BE: Yeah, the episode in which she went back home. Boy, what a slap in the face that was for her to come back and find out it had infiltrated her home, and then later on we find out it had infiltrated John’s home as well! There was just no way out for these people. That’s to me almost the greatest tragedy of the show going off the air is that it ends so tragically for everybody. You kind of want there to be more hope.

Danny TrejoMW: It’s true. It’s a drag. It’s the end of a first season, and as a cliffhanger it’s great because you’re pissed off - the aliens have John and the boy, Kim is Hive. It’s great, but at the end of the series you’re like, “Nooo!” You know, it’s tricky. Shows are forced to go through a hodge-podge of opinions and ideas, and what is show is meant to be and what it actually turns out to be are always two different things. But it’s evolution, it’s what happens on a series, and fundamentally the core storytelling style was still there throughout the whole thing, which is taking these historical events and giving them a twists with an alien conspiracy involved. It’s infinite the amount of stories that could have been written and I’m very proud of being a part of such a versatile storytelling style. It holds up – the intelligence factor, the thinking factor. It’s interesting to watch because it’s familiar but it’s new. You can still watch those today, like you said, you enjoyed them.

BE: I had a blast watching this series! It was great. So I noticed that you did an episode of “Without a Trace” [which starred Megan’s ex-“Dark Skies” co-star, Eric Close].

MW: I did!!! That was actually the first time I’d seen Eric in years. I hadn’t run into him. There was no occasion for me to. We worked so intensely together, and when you’re done with a show, you’re kind of like, “OK…I’ll see you!” I was so exhausted. I think I went off and did some little tiny independent movie right after that. But it was great see again after all that time and play very different people. And then when we did the box set for this we did a little interview and I hadn’t seen him in forever again and it was so nice.

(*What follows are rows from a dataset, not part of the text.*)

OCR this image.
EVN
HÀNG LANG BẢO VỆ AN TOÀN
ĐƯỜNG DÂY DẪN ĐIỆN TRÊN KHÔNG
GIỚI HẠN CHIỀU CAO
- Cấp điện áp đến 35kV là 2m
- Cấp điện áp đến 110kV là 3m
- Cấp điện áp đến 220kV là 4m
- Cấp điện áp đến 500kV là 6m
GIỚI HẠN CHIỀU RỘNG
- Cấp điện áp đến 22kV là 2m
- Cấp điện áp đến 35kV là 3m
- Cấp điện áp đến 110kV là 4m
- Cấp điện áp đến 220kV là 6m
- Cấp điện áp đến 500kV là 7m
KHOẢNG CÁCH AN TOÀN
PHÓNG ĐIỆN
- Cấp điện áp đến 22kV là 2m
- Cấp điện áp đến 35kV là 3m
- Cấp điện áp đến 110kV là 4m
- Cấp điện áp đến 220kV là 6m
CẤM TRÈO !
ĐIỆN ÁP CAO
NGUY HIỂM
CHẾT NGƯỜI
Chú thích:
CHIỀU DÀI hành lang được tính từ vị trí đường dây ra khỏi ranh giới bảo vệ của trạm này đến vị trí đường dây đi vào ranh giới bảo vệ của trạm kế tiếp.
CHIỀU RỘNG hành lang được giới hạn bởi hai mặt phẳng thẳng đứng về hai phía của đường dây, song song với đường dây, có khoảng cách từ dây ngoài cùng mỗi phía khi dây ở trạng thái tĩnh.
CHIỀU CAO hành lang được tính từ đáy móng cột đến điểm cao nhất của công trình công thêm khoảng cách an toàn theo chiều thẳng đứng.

It’s really amazing how much time had passed in between, but when you start remembering it, it’s like no time had passed at all.

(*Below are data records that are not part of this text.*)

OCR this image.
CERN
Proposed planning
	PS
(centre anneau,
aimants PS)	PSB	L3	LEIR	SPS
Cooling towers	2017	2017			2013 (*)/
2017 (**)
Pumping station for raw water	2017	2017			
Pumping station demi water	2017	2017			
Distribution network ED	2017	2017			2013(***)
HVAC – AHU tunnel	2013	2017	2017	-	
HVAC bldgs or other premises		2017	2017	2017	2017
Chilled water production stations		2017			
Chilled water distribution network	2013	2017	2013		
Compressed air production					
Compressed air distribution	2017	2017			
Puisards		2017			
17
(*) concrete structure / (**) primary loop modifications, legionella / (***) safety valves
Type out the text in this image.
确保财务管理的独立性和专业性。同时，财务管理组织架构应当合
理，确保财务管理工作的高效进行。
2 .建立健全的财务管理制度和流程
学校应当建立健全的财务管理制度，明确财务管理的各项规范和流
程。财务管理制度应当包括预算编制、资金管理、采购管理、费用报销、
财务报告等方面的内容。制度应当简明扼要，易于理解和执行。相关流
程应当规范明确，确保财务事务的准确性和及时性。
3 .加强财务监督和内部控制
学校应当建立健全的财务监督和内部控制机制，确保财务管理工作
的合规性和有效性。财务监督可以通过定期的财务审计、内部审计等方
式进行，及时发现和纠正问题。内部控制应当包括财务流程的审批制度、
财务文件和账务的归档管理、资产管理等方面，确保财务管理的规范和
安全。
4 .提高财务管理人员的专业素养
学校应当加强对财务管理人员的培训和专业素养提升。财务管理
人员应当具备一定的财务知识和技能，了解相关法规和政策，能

BE: You’ve done at lot of sci-fi and horror. Do you ever do conventions?

MW: You know, I haven’t!

BE: Really!? I’d think somebody like you would be a shoo-in for that.

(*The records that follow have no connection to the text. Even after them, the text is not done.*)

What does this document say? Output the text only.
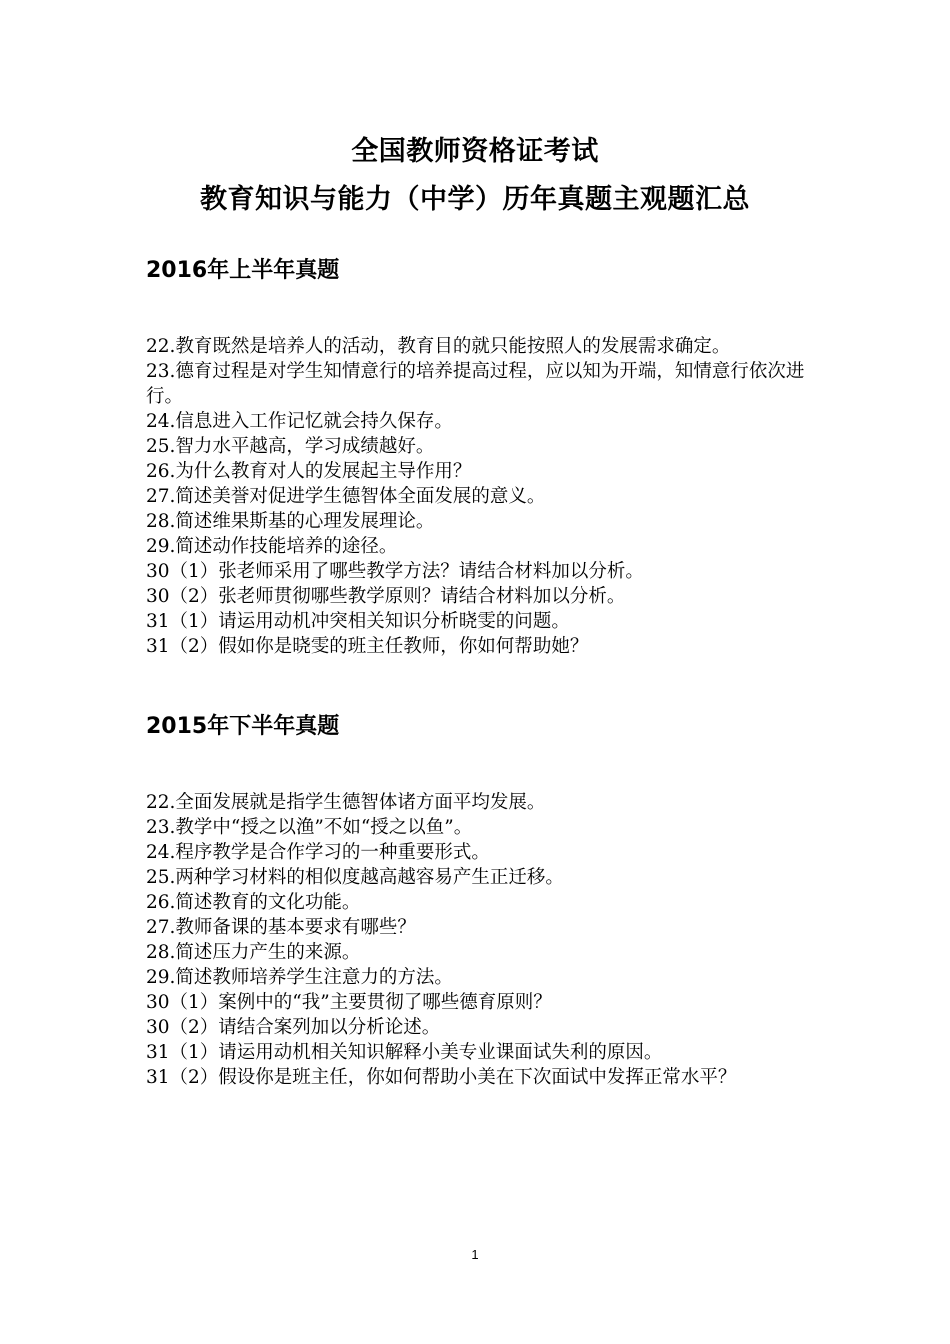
全国教师资格证考试
教育知识与能力（中学）历年真题主观题汇总
2016年上半年真题
22.教育既然是培养人的活动，教育目的就只能按照人的发展需求确定。
23.德育过程是对学生知情意行的培养提高过程，应以知为开端，知情意行依次进行。
24.信息进入工作记忆就会持久保存。
25.智力水平越高，学习成绩越好。
26.为什么教育对人的发展起主导作用？
27.简述美誉对促进学生德智体全面发展的意义。
28.简述维果斯基的心理发展理论。
29.简述动作技能培养的途径。
30（1）张老师采用了哪些教学方法？请结合材料加以分析。
30（2）张老师贯彻哪些教学原则？请结合材料加以分析。
31（1）请运用动机冲突相关知识分析晓雯的问题。
31（2）假如你是晓雯的班主任教师，你如何帮助她？
2015年下半年真题
22.全面发展就是指学生德智体诸方面平均发展。
23.教学中“授之以渔”不如“授之以鱼”。
24.程序教学是合作学习的一种重要形式。
25.两种学习材料的相似度越高越容易产生正迁移。
26.简述教育的文化功能。
27.教师备课的基本要求有哪些？
28.简述压力产生的来源。
29.简述教师培养学生注意力的方法。
30（1）案例中的“我”主要贯彻了哪些德育原则？
30（2）请结合案列加以分析论述。
31（1）请运用动机相关知识解释小美专业课面试失利的原因。
31（2）假设你是班主任，你如何帮助小美在下次面试中发挥正常水平？
1
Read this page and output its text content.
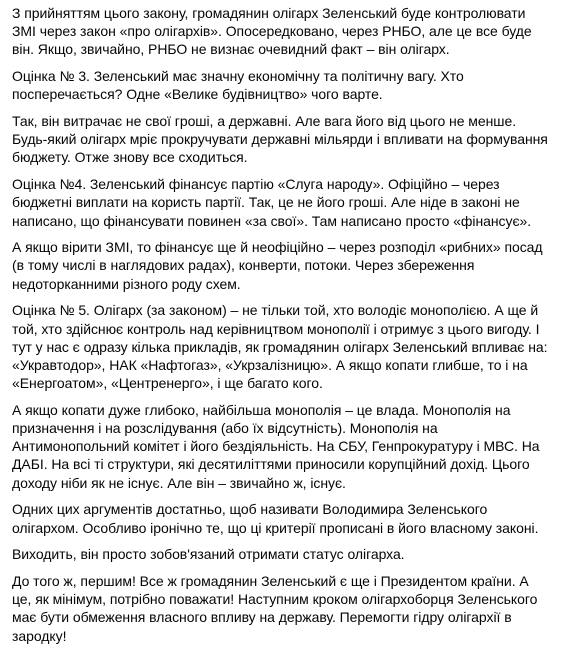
З прийняттям цього закону, громадянин олігарх Зеленський буде контролювати ЗМІ через закон «про олігархів». Опосередковано, через РНБО, але це все буде він. Якщо, звичайно, РНБО не визнає очевидний факт – він олігарх.

Оцінка № 3. Зеленський має значну економічну та політичну вагу. Хто посперечається? Одне «Велике будівництво» чого варте.

Так, він витрачає не свої гроші, а державні. Але вага його від цього не менше. Будь-який олігарх мріє прокручувати державні мільярди і впливати на формування бюджету. Отже знову все сходиться.

Оцінка №4. Зеленський фінансує партію «Слуга народу». Офіційно – через бюджетні виплати на користь партії. Так, це не його гроші. Але ніде в законі не написано, що фінансувати повинен «за свої». Там написано просто «фінансує».

А якщо вірити ЗМІ, то фінансує ще й неофіційно – через розподіл «рибних» посад (в тому числі в наглядових радах), конверти, потоки. Через збереження недоторканними різного роду схем.

Оцінка № 5. Олігарх (за законом) – не тільки той, хто володіє монополією. А ще й той, хто здійснює контроль над керівництвом монополії і отримує з цього вигоду. І тут у нас є одразу кілька прикладів, як громадянин олігарх Зеленський впливає на: «Укравтодор», НАК «Нафтогаз», «Укрзалізницю». А якщо копати глибше, то і на «Енергоатом», «Центренерго», і ще багато кого.

А якщо копати дуже глибоко, найбільша монополія – це влада. Монополія на призначення і на розслідування (або їх відсутність). Монополія на Антимонопольний комітет і його бездіяльність. На СБУ, Генпрокуратуру і МВС. На ДАБІ. На всі ті структури, які десятиліттями приносили корупційний дохід. Цього доходу ніби як не існує. Але він – звичайно ж, існує.

Одних цих аргументів достатньо, щоб називати Володимира Зеленського олігархом. Особливо іронічно те, що ці критерії прописані в його власному законі.

Виходить, він просто зобов'язаний отримати статус олігарха.

До того ж, першим! Все ж громадянин Зеленський є ще і Президентом країни. А це, як мінімум, потрібно поважати! Наступним кроком олігархоборця Зеленського має бути обмеження власного впливу на державу. Перемогти гідру олігархії в зародку!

MW: I know! The last few years I’ve spending some time in daytime [TV; Megan has had an ongoing role on “General Hospital”], and I’ve done a few for daytime which was all brand new for me. And you know, I should think about that, but I guess no opportunity has presented itself. You know, I started out doing Charlie Band films – Full Moon Productions. They’re just these little movies, right? Talk about commitment to storytelling – you’ve got to really believe it because you don’t have the sets or props to tell it. It’s amazing that I still get fan mail for my first movie, “Crash and Burn” – my first tiny little movie. If you’re that kind of fan, you’re into all of that, and I love that. Just because a movie is made for shoestring doesn’t mean you dismiss it. People are down for the journey, and even when things are feature film, $100,000,000 movies, they still want to see a good story. They still believe. They still invest in it. And it’s so nice for those of use who make these projects to know that people want to go on the ride whether it’s a big movie or a little movie. So maybe I should look into that because it would be fun.

BE: You should look into that. Well I should probably let you go.

MW: Did you get enough? I know. I rambled. Was that OK?

BE: No, you’re wonderful. Are you kidding me?  This was a great afternoon with you and Bryce, especially after having watched the box set, yeah, it’s been great.

MW: Oh, I’m so glad. It’s one of those things that it’s remarkable that it never got released until now. For so long, so many people would say to me, “That show needs to be on DVD, because it’s such a great “sit through and watch ‘em all together” kinda show. It’s made for DVD really, and the fact that it’s finally been done, and done so well, and I was able to personally reunite with Eric and Bryce and Brent, it’s really been a very interesting point in my life to look back at it all and I’m really glad that you enjoyed it, and I hope that your readers will, too.